La France, future championne des véhicules autonomes ?

Bordeaux accueillait il y a quelques semaines un congrès consacré aux systèmes de transports intelligents. Des acteurs venus du monde entier ont présenté leurs innovations, et quelques projets français ont été remarqués.

vehicule autonome

Les visiteurs d’ITS (Intelligent Transports Services) ont pu découvrir les voitures autonomes conçues par Akka Technologies ou les grands constructeurs automobiles. Des prototypes fonctionnels pour la plupart, qu’on pourrait croiser dans quelques années sur route si la réglementation accélère. Akka a testé pour la première fois à cette occasion son véhicule autonome dans des conditions réelles d'utilisation, c'est-à-dire sur route au milieu du trafic quotidien. L’engin, réalisé en partenariat avec l’Institut national de recherche en informatique et en automatique (Inria), le Conseil régional d’Aquitaine ainsi que les sociétés Cogniteev et Helileo, est bardé de capteurs : il reconnaît les passagers et leur permet de retourner leurs sièges pour se parler en face à face et projette sur un écran les informations relatives aux points d’intérêt (restaurants, cinémas…) à proximité, etc.

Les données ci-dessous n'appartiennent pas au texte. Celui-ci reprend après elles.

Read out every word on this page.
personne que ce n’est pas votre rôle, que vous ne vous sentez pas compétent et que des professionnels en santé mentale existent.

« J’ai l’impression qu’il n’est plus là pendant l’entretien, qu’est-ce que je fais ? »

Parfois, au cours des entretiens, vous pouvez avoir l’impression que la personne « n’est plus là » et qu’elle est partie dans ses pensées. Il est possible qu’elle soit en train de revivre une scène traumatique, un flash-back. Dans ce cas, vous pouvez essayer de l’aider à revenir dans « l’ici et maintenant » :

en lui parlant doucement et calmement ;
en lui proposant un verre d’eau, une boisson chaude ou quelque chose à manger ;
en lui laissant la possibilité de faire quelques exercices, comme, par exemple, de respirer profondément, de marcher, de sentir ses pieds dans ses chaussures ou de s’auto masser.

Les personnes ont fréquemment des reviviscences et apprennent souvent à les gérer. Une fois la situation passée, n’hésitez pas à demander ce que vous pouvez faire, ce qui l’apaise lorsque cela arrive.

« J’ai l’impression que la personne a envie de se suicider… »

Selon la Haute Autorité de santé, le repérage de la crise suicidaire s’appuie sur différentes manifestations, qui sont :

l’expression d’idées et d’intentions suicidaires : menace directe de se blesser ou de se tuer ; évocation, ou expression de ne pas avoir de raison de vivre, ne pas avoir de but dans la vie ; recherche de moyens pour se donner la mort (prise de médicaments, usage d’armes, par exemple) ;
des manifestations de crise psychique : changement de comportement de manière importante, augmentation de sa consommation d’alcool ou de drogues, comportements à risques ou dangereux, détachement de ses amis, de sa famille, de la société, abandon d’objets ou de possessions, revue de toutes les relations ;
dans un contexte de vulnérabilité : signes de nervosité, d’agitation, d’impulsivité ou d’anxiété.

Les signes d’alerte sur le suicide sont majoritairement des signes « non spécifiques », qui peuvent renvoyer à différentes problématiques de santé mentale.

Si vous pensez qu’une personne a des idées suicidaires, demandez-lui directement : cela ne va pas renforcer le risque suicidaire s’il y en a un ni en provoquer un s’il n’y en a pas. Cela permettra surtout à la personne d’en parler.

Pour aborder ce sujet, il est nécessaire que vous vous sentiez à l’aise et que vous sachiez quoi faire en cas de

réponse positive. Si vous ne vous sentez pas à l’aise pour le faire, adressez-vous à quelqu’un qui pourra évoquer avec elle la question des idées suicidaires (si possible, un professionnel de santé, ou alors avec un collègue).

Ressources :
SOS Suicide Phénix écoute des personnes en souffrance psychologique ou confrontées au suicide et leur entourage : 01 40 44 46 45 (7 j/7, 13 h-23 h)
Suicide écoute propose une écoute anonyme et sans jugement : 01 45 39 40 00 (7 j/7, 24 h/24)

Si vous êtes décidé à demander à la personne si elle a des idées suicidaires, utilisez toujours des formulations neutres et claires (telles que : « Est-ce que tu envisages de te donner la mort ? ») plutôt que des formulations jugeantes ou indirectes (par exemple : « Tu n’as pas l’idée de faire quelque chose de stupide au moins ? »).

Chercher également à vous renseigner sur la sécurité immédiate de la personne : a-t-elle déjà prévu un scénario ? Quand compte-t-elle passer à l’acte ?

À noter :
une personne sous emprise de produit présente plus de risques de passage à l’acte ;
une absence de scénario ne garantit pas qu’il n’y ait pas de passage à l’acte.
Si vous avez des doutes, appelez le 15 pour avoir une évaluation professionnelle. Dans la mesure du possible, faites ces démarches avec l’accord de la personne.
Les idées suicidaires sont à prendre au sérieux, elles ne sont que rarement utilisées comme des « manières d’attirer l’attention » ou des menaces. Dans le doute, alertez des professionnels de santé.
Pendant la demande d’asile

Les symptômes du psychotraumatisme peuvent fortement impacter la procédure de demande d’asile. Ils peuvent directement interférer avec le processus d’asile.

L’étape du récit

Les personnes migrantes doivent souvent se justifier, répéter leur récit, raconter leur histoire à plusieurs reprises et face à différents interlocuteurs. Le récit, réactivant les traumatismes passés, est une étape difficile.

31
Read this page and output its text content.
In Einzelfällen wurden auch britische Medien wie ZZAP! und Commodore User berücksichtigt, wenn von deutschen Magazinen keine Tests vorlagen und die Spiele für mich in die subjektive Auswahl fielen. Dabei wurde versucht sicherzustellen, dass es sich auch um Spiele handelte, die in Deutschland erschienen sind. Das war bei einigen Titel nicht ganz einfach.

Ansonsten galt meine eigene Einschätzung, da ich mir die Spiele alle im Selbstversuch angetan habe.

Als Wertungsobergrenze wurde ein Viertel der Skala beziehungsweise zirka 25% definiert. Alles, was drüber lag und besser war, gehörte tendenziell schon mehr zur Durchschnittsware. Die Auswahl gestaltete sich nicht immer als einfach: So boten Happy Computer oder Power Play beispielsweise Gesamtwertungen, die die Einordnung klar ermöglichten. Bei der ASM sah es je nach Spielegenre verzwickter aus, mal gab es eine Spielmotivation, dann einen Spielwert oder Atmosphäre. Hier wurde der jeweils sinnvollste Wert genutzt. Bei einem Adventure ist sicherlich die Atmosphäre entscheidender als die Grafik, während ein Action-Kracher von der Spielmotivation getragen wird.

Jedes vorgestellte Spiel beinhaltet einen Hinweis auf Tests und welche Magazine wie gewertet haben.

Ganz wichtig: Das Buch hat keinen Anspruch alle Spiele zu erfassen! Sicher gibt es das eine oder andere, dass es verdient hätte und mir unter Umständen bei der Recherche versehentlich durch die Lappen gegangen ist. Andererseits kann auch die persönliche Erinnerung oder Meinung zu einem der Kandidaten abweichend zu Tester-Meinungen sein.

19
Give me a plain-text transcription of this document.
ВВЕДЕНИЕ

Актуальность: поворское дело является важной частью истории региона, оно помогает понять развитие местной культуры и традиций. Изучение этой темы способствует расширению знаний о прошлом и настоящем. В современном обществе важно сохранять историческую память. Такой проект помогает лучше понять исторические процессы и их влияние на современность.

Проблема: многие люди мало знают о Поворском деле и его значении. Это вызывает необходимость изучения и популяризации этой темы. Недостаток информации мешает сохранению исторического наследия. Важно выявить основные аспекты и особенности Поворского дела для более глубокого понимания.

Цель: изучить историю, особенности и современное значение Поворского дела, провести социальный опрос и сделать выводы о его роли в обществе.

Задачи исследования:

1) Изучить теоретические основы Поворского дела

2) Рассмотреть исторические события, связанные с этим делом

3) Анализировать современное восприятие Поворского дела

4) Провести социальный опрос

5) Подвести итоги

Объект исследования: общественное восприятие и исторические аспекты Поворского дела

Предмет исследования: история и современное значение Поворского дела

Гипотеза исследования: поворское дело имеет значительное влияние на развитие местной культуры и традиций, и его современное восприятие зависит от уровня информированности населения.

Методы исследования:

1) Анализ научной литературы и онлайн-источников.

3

La France a le savoir-faire

Navya,-France-véhicules-autonomes,-26-Oct
D’autres acteurs français ont aussi une carte à jouer sur un marché moins grand public.
Présents sur le segment tout juste naissant du véhicule de transport public autonome (comprendre : minibus sans chauffeur, se déplaçant sur des sites fermés tels que les aéroports, les parcs à thème…), deux Français ont présenté leurs bijoux technologiques. Navya (Lyon et Paris) a mis en valeur Navya Arma, navette mise au point en un temps record : tout juste une petite année de développement. Une trentaine de personnes travaille sur ce prototype et une dizaine les rejoindront d’ici la fin de l’année. « En France, il y a une tradition automobile et robotique importante, nous avons tout le savoir-faire qu'il faut dans ce pays pour développer les véhicules autonomes », assure Christophe Sapet, dirigeant de Navya.

Des gains financiers et humains

Autre projet qui compte : celui d’EasyMile (siège à Toulouse, bureau à Singapour), joint-venture qui réunit Robosoft (siège à Bidart dans les Pyrénées-Atlantiques) et le constructeur français de véhicules électriques utilitaires légers et de microcar Ligier. Son véhicule EZ10, présenté à Bordeaux, a déjà transporté 30 000 personnes durant les sept derniers mois, dans les villes tests où il a été déployé.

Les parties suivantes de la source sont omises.